銀行との接続では、銀行オープンAPIを通して直接銀行のシステムとDCJPYネットワークが接続します。
また、既存の決済プラットフォームにも接続が可能になっており、CAFISなどの既存の決済ネットワークを通じてもDCJPYの発行と償却を行うことができるようになっています。CAFISは、NTTデータによる日本最大級のキャッシュレス決済総合プラットフォームです。1984年にサービスを開始し、各種決済の取引中継を担います。
ステーブルコインとDCJPYは何が違うのか?
DCJPYは、法制度上はステーブルコインに分類されません。仕組み上は「銀行預金型”電子マネー”」に近い形態となっています(下記表の一番左)。この形態は、すべてのユーザーにKYCが課されることからアンチマネーロンダリングに最も対応でき、かつユーザーの資産が預金保険で保護されるといったメリットがあります。その一方で、銀行免許の取得が必要になり、最もライセンスの制約が厳しい分野になります。
しかし、実際はビジネス側はライセンスを持たなくても容易にDCJPYを利用し、自分たちが決めた取引ルールや契約内容に合わせて流通させることができるようになっています。

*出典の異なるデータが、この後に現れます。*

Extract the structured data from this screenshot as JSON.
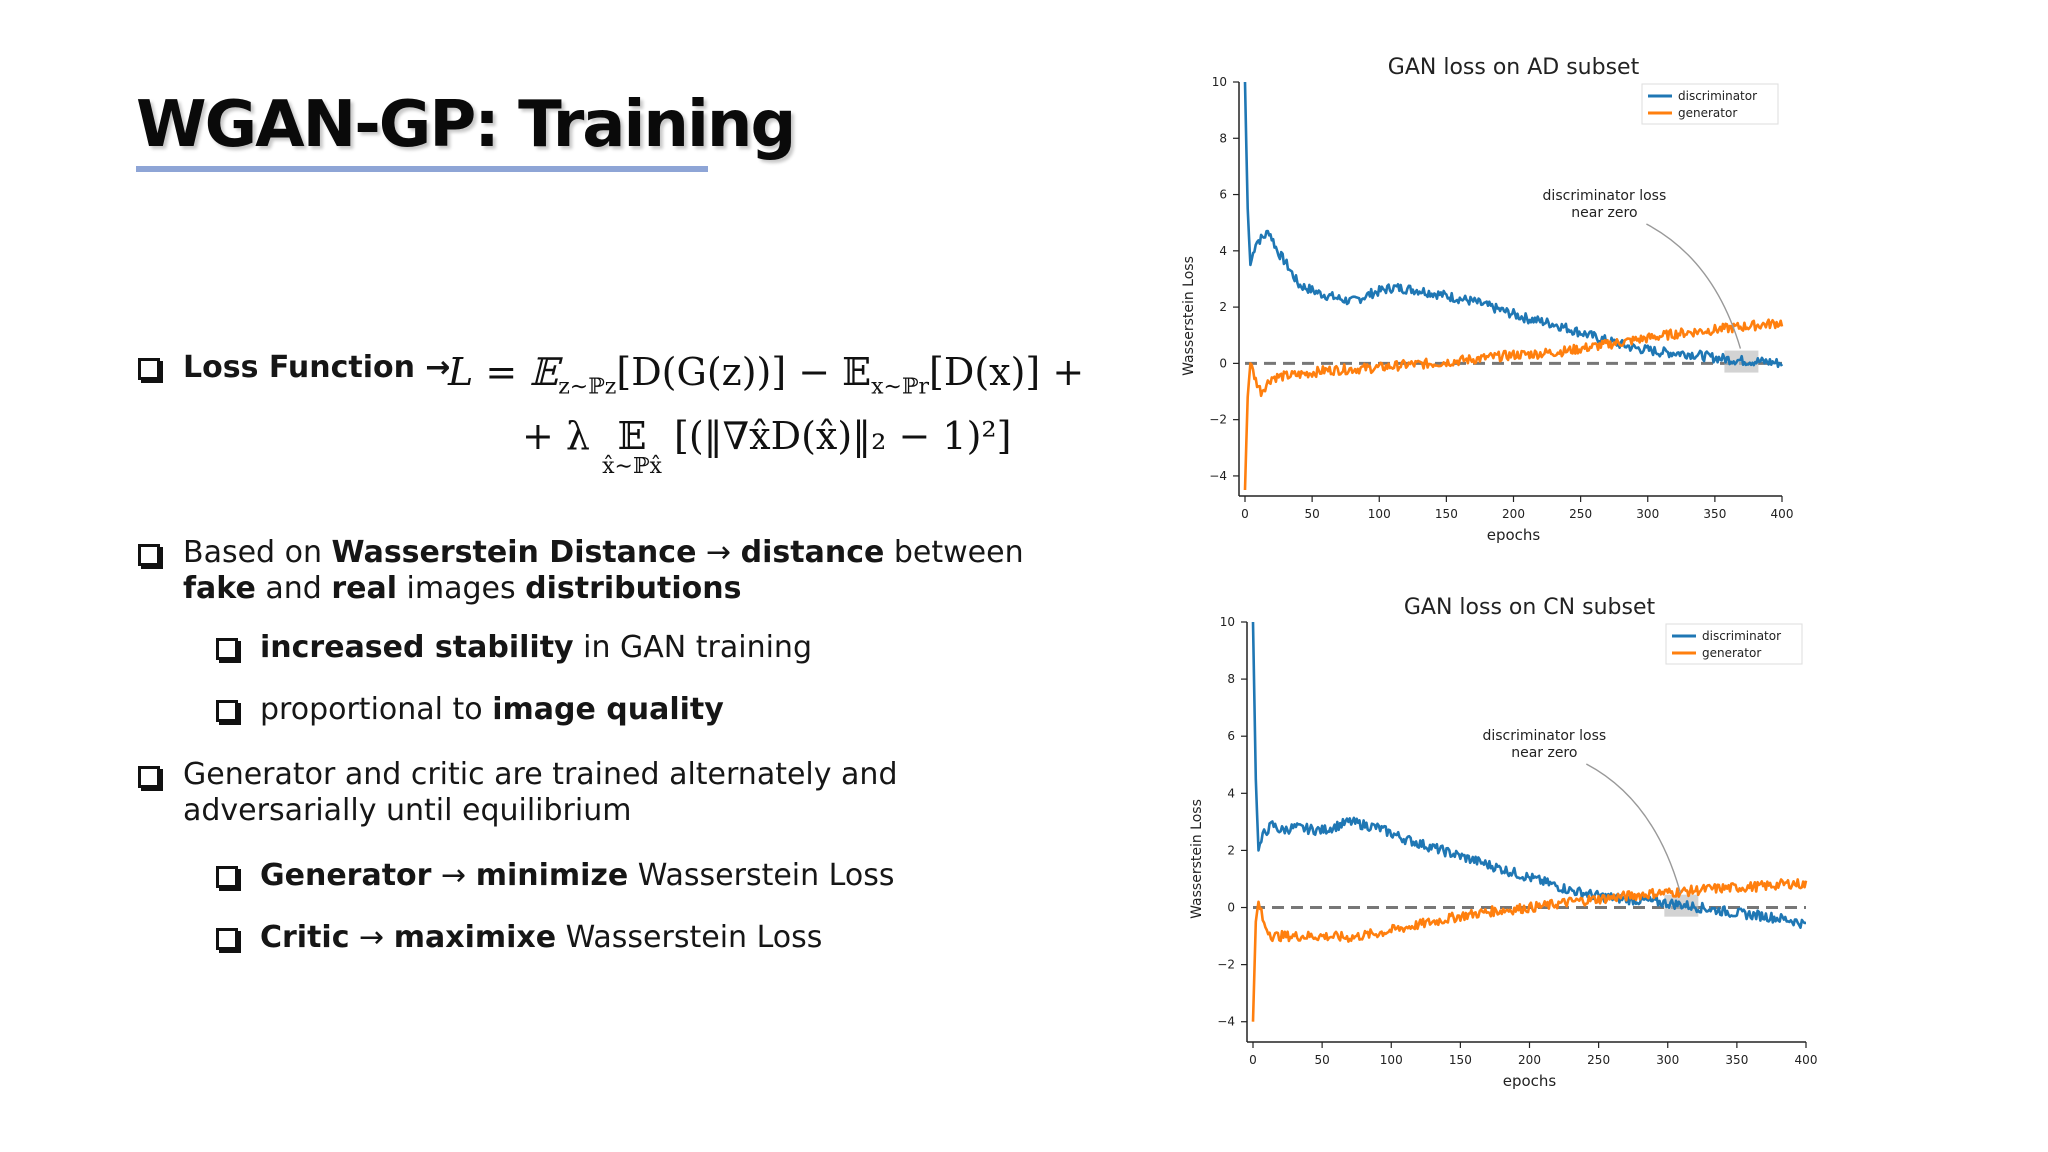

この柔軟性を実現するのが、DCJPYネットワークの「ファイナンシャルゾーン」と「ビジネスゾーン」による2つのブロックチェーン構造です。DCJPYネットワークでは、ユーザーの資金はビジネスゾーンには存在せず、あくまでもファイナンシャルゾーンのみに存在します。つまり、ビジネスゾーンのロジックにより発生した送金指示をファイナンシャルゾーンが受け、その内容に応じてファイナンシャルゾーンのユーザー間でDCJPYが移動します。
DCJPYがファイナンシャルゾーンに存在し続けることによって、預金保険によるユーザー資産の保護やアンチマネーロンダリングへの対応が実現します。